Three implementations exist: `ClaudeAiClient` (Anthropic API), `OpenAiAiClient` (OpenAI and Ollama), and `BedrockAiClient` (AWS Bedrock). Provider selection is determined by environment variables at startup in `create_default_claude_client()`.

### ClaudeClient (`src/claude/client.rs`)

The main orchestrator. Wraps a `Box<dyn AiClient>` and provides high-level methods:

- `generate_amendments()` / `generate_contextual_amendments()` — twiddle workflow
- `check_commits_with_scopes()` — check workflow with scope validation
- `generate_pr_content_with_context()` — PR creation workflow
- `refine_amendments_coherence()` / `refine_checks_coherence()` — cross-commit coherence passes

All methods handle token budget fitting internally using progressive diff reduction.

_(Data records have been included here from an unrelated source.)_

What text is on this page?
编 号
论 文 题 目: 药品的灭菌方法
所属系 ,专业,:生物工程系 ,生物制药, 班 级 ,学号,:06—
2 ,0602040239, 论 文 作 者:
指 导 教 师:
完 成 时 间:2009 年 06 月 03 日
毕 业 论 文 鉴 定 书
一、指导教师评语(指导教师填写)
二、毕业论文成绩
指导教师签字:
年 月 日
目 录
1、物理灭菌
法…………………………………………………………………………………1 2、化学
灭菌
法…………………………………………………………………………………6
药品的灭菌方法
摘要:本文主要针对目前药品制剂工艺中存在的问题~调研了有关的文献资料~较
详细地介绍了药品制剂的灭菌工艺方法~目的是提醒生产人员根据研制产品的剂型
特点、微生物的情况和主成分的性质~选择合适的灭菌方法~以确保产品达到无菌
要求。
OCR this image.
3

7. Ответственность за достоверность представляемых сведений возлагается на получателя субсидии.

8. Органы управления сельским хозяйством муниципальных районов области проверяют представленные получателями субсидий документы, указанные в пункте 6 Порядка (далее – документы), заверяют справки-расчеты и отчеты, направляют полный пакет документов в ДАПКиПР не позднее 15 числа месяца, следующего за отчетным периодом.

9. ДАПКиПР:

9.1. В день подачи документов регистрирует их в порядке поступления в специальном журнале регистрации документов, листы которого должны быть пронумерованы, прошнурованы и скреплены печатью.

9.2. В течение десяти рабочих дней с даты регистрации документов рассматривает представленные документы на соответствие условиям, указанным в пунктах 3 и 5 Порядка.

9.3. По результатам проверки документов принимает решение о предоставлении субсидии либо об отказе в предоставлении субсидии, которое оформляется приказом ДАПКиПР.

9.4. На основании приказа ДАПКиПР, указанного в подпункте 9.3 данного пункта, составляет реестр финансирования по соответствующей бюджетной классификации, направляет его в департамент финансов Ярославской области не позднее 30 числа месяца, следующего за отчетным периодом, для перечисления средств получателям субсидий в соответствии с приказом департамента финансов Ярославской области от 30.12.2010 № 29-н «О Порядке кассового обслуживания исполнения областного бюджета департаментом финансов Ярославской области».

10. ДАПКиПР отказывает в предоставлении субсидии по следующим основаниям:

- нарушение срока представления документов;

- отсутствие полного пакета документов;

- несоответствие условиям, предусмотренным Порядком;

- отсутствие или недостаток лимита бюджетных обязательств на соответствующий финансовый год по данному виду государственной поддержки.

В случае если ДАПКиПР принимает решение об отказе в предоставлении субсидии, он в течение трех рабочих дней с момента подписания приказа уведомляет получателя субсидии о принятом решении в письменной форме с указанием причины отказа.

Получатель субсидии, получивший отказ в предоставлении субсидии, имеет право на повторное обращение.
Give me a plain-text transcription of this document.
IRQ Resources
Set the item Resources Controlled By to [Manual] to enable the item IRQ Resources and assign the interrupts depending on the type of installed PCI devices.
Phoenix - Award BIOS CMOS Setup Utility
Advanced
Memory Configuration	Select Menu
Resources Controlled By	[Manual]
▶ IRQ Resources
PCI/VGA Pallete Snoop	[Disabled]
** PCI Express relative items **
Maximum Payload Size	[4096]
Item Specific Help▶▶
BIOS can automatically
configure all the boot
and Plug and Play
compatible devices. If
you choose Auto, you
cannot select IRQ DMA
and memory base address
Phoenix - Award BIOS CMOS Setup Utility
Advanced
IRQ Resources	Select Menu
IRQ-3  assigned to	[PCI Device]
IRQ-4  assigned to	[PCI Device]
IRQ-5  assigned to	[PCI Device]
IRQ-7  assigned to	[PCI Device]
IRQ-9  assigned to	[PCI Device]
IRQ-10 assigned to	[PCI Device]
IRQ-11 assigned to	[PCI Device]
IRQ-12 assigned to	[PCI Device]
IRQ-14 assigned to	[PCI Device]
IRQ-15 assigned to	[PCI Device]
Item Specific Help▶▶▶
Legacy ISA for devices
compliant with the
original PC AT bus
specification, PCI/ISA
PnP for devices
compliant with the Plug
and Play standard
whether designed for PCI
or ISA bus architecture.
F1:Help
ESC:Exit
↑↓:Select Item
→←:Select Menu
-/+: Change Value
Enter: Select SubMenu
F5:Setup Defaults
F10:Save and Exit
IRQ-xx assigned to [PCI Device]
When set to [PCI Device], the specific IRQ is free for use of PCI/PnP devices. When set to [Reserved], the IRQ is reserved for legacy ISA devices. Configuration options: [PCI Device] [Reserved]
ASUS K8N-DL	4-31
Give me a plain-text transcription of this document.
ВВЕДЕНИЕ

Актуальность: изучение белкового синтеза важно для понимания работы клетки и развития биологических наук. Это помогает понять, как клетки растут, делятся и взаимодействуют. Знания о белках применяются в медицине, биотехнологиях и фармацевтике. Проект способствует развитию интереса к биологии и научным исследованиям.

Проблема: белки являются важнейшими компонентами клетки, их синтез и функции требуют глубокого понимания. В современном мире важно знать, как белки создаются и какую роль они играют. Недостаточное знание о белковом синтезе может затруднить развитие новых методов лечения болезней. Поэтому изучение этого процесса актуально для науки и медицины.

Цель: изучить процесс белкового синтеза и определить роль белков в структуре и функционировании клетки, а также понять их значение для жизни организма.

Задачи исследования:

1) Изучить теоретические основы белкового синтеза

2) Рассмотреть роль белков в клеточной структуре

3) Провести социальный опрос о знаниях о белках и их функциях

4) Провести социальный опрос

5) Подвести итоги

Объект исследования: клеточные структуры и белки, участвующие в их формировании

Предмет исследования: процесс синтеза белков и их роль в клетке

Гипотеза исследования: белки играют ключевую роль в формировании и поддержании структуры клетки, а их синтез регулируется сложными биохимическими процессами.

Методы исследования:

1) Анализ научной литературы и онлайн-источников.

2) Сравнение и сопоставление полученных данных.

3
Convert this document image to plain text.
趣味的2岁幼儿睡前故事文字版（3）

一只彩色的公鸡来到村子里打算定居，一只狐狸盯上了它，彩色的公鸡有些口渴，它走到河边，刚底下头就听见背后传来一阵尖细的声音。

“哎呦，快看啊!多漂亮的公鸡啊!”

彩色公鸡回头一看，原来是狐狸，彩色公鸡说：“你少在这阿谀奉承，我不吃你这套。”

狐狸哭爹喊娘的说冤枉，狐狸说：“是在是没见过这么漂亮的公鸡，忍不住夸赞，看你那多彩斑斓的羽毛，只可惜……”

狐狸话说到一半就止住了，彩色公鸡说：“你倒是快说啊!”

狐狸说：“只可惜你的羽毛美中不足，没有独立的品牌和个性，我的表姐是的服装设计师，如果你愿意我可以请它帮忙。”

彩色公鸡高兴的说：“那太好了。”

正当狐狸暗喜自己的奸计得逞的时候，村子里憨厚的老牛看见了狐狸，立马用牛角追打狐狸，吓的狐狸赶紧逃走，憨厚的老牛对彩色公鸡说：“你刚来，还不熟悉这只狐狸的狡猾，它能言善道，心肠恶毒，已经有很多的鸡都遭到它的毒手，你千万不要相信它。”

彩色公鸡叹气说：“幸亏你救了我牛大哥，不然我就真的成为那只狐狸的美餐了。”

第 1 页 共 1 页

### Model registry (`src/claude/model_config.rs`)

Loads model specifications from an embedded YAML file (`src/templates/models.yaml`). Provides token limits, provider info, and beta header definitions. Supports fuzzy matching for Bedrock-style model identifiers (e.g., `us.anthropic.claude-sonnet-4-5-20250929-v1:0` matches `claude-sonnet-4-5-20250929`).

### Context discovery (`src/claude/context/discovery.rs`)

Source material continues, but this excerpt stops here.